Most people around Clint had little idea of what went on inside. Agents came and went in pickups; buses pulled up with the occasional load of children apprehended at the border, 4 miles south. But inside the secretive site that is suddenly on the front lines of the southwest border crisis, the men and women who work there were grappling with the stuff of nightmares.
Outbreaks of scabies, shingles and chickenpox were spreading among the hundreds of children who were being held in cramped cells, agents said. The stench was so strong it spread to the agents' clothing. The children cried constantly.
"It gets to a point where you start to become a robot," said a veteran Border Patrol agent who has worked at the Clint station since it was built.
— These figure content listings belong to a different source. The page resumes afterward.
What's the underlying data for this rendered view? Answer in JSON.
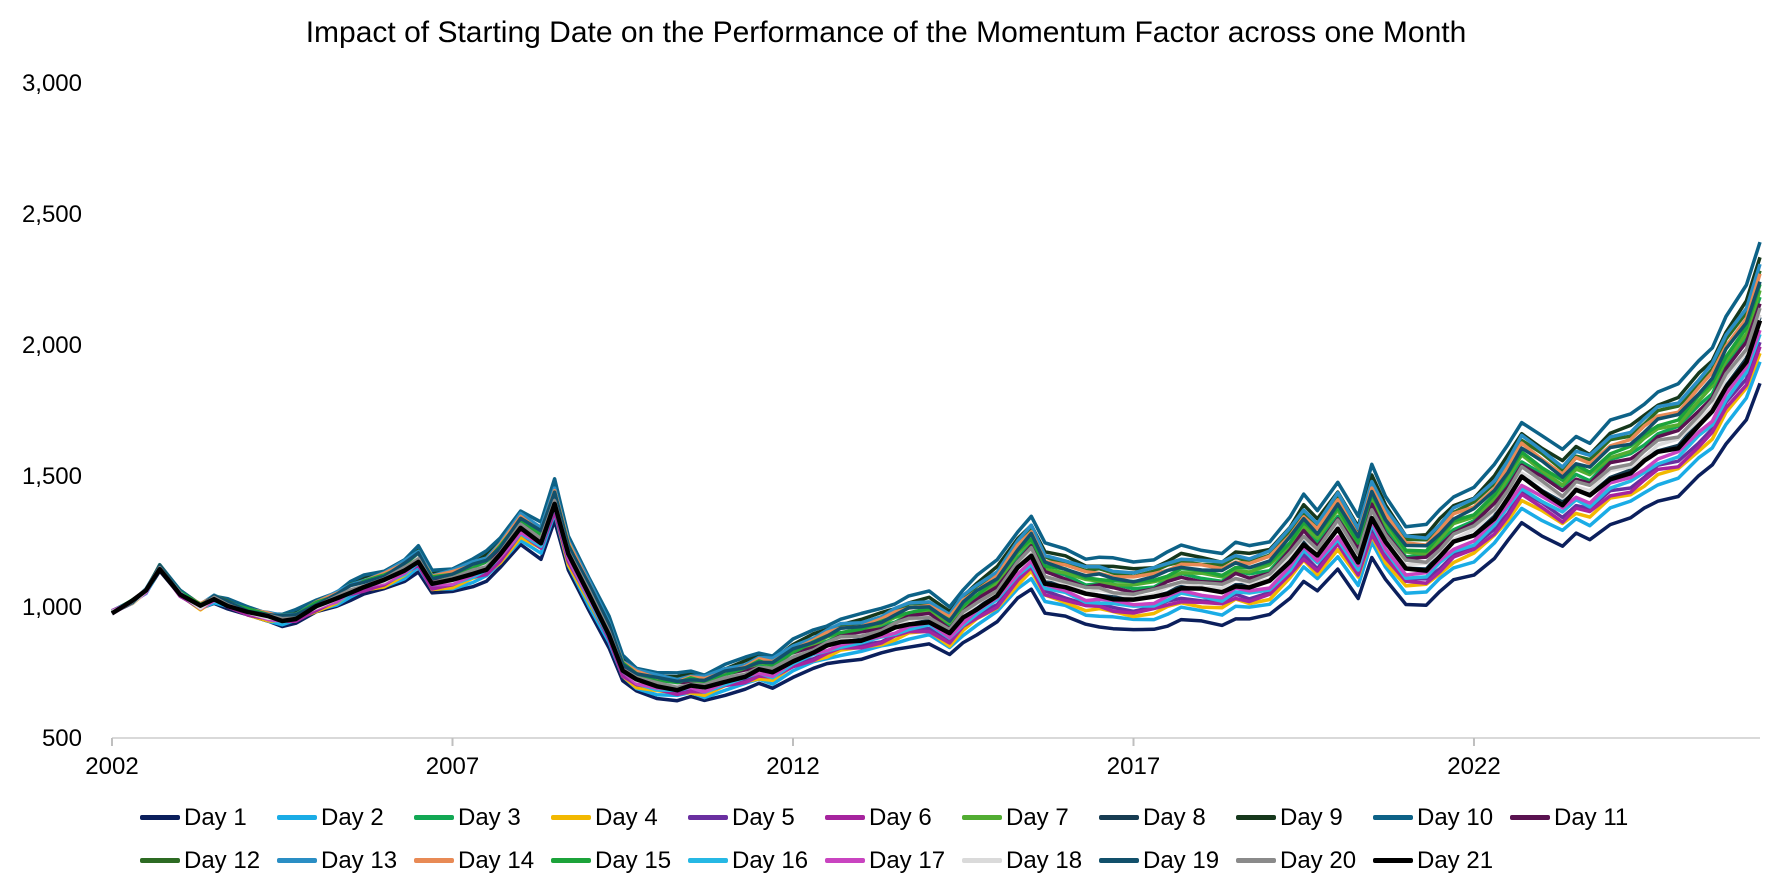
{
  "chart_data": {
    "type": "line",
    "title": "Impact of Starting Date on the Performance of the Momentum Factor across one Month",
    "xlabel": "",
    "ylabel": "",
    "xlim": [
      2002,
      2026.2
    ],
    "ylim": [
      500,
      3000
    ],
    "x_ticks": [
      "2002",
      "2007",
      "2012",
      "2017",
      "2022"
    ],
    "y_ticks": [
      "500",
      "1,000",
      "1,500",
      "2,000",
      "2,500",
      "3,000"
    ],
    "grid": false,
    "legend_position": "bottom",
    "base_path": {
      "x": [
        2002.0,
        2002.3,
        2002.5,
        2002.7,
        2003.0,
        2003.3,
        2003.5,
        2003.7,
        2004.0,
        2004.3,
        2004.5,
        2004.7,
        2005.0,
        2005.3,
        2005.5,
        2005.7,
        2006.0,
        2006.3,
        2006.5,
        2006.7,
        2007.0,
        2007.3,
        2007.5,
        2007.7,
        2008.0,
        2008.3,
        2008.5,
        2008.7,
        2009.0,
        2009.3,
        2009.5,
        2009.7,
        2010.0,
        2010.3,
        2010.5,
        2010.7,
        2011.0,
        2011.3,
        2011.5,
        2011.7,
        2012.0,
        2012.3,
        2012.5,
        2012.7,
        2013.0,
        2013.3,
        2013.5,
        2013.7,
        2014.0,
        2014.3,
        2014.5,
        2014.7,
        2015.0,
        2015.3,
        2015.5,
        2015.7,
        2016.0,
        2016.3,
        2016.5,
        2016.7,
        2017.0,
        2017.3,
        2017.5,
        2017.7,
        2018.0,
        2018.3,
        2018.5,
        2018.7,
        2019.0,
        2019.3,
        2019.5,
        2019.7,
        2020.0,
        2020.3,
        2020.5,
        2020.7,
        2021.0,
        2021.3,
        2021.5,
        2021.7,
        2022.0,
        2022.3,
        2022.5,
        2022.7,
        2023.0,
        2023.3,
        2023.5,
        2023.7,
        2024.0,
        2024.3,
        2024.5,
        2024.7,
        2025.0,
        2025.3,
        2025.5,
        2025.7,
        2026.0,
        2026.2
      ],
      "y": [
        980,
        1020,
        1060,
        1150,
        1050,
        1000,
        1030,
        1010,
        980,
        960,
        950,
        960,
        1000,
        1030,
        1060,
        1080,
        1100,
        1140,
        1180,
        1090,
        1100,
        1130,
        1150,
        1200,
        1300,
        1250,
        1400,
        1200,
        1050,
        900,
        760,
        720,
        700,
        690,
        700,
        690,
        720,
        740,
        760,
        750,
        800,
        830,
        850,
        870,
        880,
        900,
        920,
        940,
        950,
        900,
        960,
        1000,
        1050,
        1150,
        1200,
        1100,
        1080,
        1050,
        1050,
        1040,
        1030,
        1040,
        1060,
        1080,
        1070,
        1060,
        1090,
        1080,
        1100,
        1180,
        1250,
        1200,
        1300,
        1180,
        1350,
        1250,
        1150,
        1150,
        1200,
        1250,
        1280,
        1350,
        1420,
        1500,
        1450,
        1400,
        1450,
        1430,
        1500,
        1520,
        1560,
        1600,
        1620,
        1700,
        1750,
        1850,
        1950,
        2100
      ]
    },
    "series": [
      {
        "name": "Day 1",
        "color": "#0b1f5c",
        "scale": 0.88
      },
      {
        "name": "Day 2",
        "color": "#1aace6",
        "scale": 0.92
      },
      {
        "name": "Day 3",
        "color": "#12a854",
        "scale": 1.04
      },
      {
        "name": "Day 4",
        "color": "#f2b800",
        "scale": 0.94
      },
      {
        "name": "Day 5",
        "color": "#6a2fa0",
        "scale": 0.96
      },
      {
        "name": "Day 6",
        "color": "#a6249e",
        "scale": 0.95
      },
      {
        "name": "Day 7",
        "color": "#52ad32",
        "scale": 1.05
      },
      {
        "name": "Day 8",
        "color": "#173c52",
        "scale": 1.0
      },
      {
        "name": "Day 9",
        "color": "#16381c",
        "scale": 1.11
      },
      {
        "name": "Day 10",
        "color": "#0d6287",
        "scale": 1.14
      },
      {
        "name": "Day 11",
        "color": "#5a1250",
        "scale": 1.03
      },
      {
        "name": "Day 12",
        "color": "#2d6b23",
        "scale": 1.09
      },
      {
        "name": "Day 13",
        "color": "#2a8ec4",
        "scale": 1.1
      },
      {
        "name": "Day 14",
        "color": "#e88a55",
        "scale": 1.08
      },
      {
        "name": "Day 15",
        "color": "#1ca33a",
        "scale": 1.06
      },
      {
        "name": "Day 16",
        "color": "#26b8e4",
        "scale": 0.97
      },
      {
        "name": "Day 17",
        "color": "#c944c0",
        "scale": 0.98
      },
      {
        "name": "Day 18",
        "color": "#dadada",
        "scale": 1.01
      },
      {
        "name": "Day 19",
        "color": "#12506b",
        "scale": 1.07
      },
      {
        "name": "Day 20",
        "color": "#8a8a8a",
        "scale": 1.02
      },
      {
        "name": "Day 21",
        "color": "#000000",
        "scale": 0.995
      }
    ]
  }
}
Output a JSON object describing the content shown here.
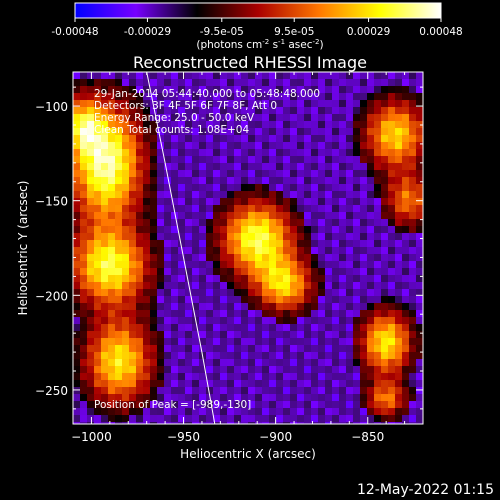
{
  "colorbar": {
    "tick_labels": [
      "-0.00048",
      "-0.00029",
      "-9.5e-05",
      "9.5e-05",
      "0.00029",
      "0.00048"
    ],
    "tick_values": [
      -0.00048,
      -0.00029,
      -9.5e-05,
      9.5e-05,
      0.00029,
      0.00048
    ],
    "range": [
      -0.00048,
      0.00048
    ],
    "units_main": "(photons cm",
    "units_exp1": "-2",
    "units_mid": " s",
    "units_exp2": "-1",
    "units_end": " asec",
    "units_exp3": "-2",
    "units_close": ")",
    "colors": [
      "#0000ff",
      "#7700ff",
      "#000000",
      "#aa0000",
      "#ff7700",
      "#ffff00",
      "#ffffff"
    ]
  },
  "overlay": {
    "time_range": "29-Jan-2014 05:44:40.000 to 05:48:48.000",
    "detectors": "Detectors: 3F 4F 5F 6F 7F 8F, Att 0",
    "energy": "Energy Range: 25.0 - 50.0 keV",
    "clean": "Clean     Total counts: 1.08E+04",
    "peak": "Position of Peak = [-989,-130]"
  },
  "footer": {
    "date": "12-May-2022 01:15"
  },
  "chart_data": {
    "type": "heatmap",
    "title": "Reconstructed RHESSI Image",
    "xlabel": "Heliocentric X (arcsec)",
    "ylabel": "Heliocentric Y (arcsec)",
    "xlim": [
      -1010,
      -820
    ],
    "ylim": [
      -268,
      -82
    ],
    "x_ticks": [
      -1000,
      -950,
      -900,
      -850
    ],
    "x_tick_labels": [
      "−1000",
      "−950",
      "−900",
      "−850"
    ],
    "y_ticks": [
      -100,
      -150,
      -200,
      -250
    ],
    "y_tick_labels": [
      "−100",
      "−150",
      "−200",
      "−250"
    ],
    "peak_position": [
      -989,
      -130
    ],
    "limb_curve": [
      [
        -970,
        -82
      ],
      [
        -960,
        -130
      ],
      [
        -950,
        -180
      ],
      [
        -940,
        -230
      ],
      [
        -933,
        -268
      ]
    ],
    "sources": [
      {
        "x": -992,
        "y": -130,
        "sx": 14,
        "sy": 22,
        "amp": 1.0
      },
      {
        "x": -990,
        "y": -185,
        "sx": 15,
        "sy": 14,
        "amp": 0.85
      },
      {
        "x": -985,
        "y": -235,
        "sx": 13,
        "sy": 16,
        "amp": 0.8
      },
      {
        "x": -1005,
        "y": -110,
        "sx": 7,
        "sy": 10,
        "amp": 0.55
      },
      {
        "x": -910,
        "y": -170,
        "sx": 14,
        "sy": 14,
        "amp": 0.9
      },
      {
        "x": -895,
        "y": -195,
        "sx": 11,
        "sy": 10,
        "amp": 0.7
      },
      {
        "x": -835,
        "y": -115,
        "sx": 12,
        "sy": 13,
        "amp": 0.75
      },
      {
        "x": -828,
        "y": -150,
        "sx": 9,
        "sy": 10,
        "amp": 0.55
      },
      {
        "x": -840,
        "y": -225,
        "sx": 10,
        "sy": 12,
        "amp": 0.8
      },
      {
        "x": -840,
        "y": -255,
        "sx": 8,
        "sy": 7,
        "amp": 0.55
      }
    ]
  }
}
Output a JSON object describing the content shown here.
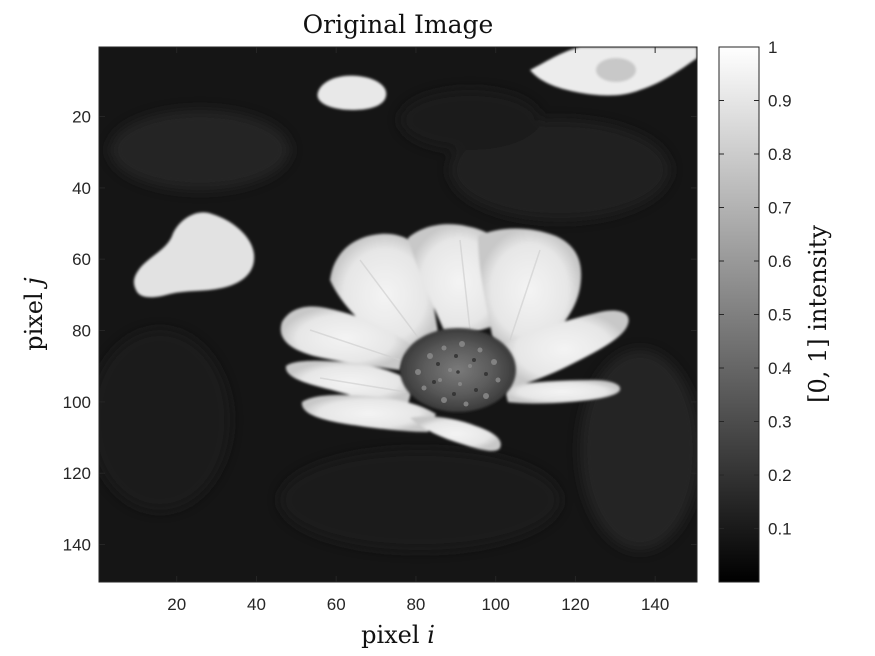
{
  "chart_data": {
    "type": "heatmap",
    "title": "Original Image",
    "xlabel": "pixel",
    "xlabel_var": "i",
    "ylabel": "pixel",
    "ylabel_var": "j",
    "xlim": [
      0.5,
      150.5
    ],
    "ylim": [
      0.5,
      150.5
    ],
    "y_direction": "reversed",
    "xticks": [
      20,
      40,
      60,
      80,
      100,
      120,
      140
    ],
    "yticks": [
      20,
      40,
      60,
      80,
      100,
      120,
      140
    ],
    "colormap": "gray",
    "colorbar": {
      "label": "[0, 1] intensity",
      "range": [
        0,
        1
      ],
      "ticks": [
        0.1,
        0.2,
        0.3,
        0.4,
        0.5,
        0.6,
        0.7,
        0.8,
        0.9,
        1
      ]
    },
    "image_size": [
      150,
      150
    ],
    "content": "grayscale photograph of a white daisy-like flower with a dark textured center on a dark background; smaller bright flower fragments near the top and left"
  }
}
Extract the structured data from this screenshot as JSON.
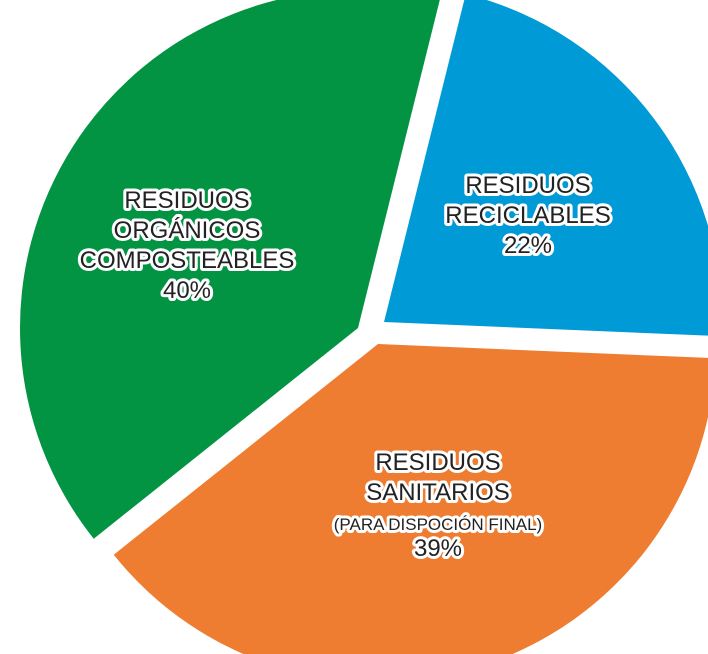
{
  "chart_data": {
    "type": "pie",
    "title": "",
    "slices": [
      {
        "label_lines": [
          "RESIDUOS",
          "RECICLABLES"
        ],
        "value": 22,
        "value_label": "22%",
        "color": "#009ad6"
      },
      {
        "label_lines": [
          "RESIDUOS",
          "SANITARIOS",
          "(PARA DISPOCIÓN FINAL)"
        ],
        "value": 39,
        "value_label": "39%",
        "color": "#ee7d31"
      },
      {
        "label_lines": [
          "RESIDUOS",
          "ORGÁNICOS",
          "COMPOSTEABLES"
        ],
        "value": 40,
        "value_label": "40%",
        "color": "#029443"
      }
    ],
    "legend": "none",
    "exploded": true
  }
}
He described following orders to take beds away from kids to make more space in holding cells, part of a daily routine that he said was "heartbreaking."
The little-known Border Patrol facility at Clint has suddenly become the public face of the chaos on the U.S. southern border, after immigration lawyers began reporting on the children they saw and the filthy, overcrowded conditions in which they were being held.
Border Patrol leaders, including Aaron Hull, the outspoken chief patrol agent of the agency's El Paso Sector, have disputed descriptions of degrading conditions inside Clint and other migrant detention sites around El Paso, claiming that their facilities were rigorously and humanely managed.
But a review of the operations of the Clint station, near El Paso's eastern edge, shows that the agency's leadership knew for months that some children had no beds to sleep on, no way to clean themselves and sometimes went hungry. Its own agents had raised the alarm, and found themselves having to accommodate even more new arrivals.
The accounts of what's happened at Clint and at nearby border facilities are based on dozens of interviews by the New York Times and the El Paso Times of current and former Border Patrol agents and supervisors; lawyers, lawmakers and aides who visited the facility; and an immigrant father whose children were held there.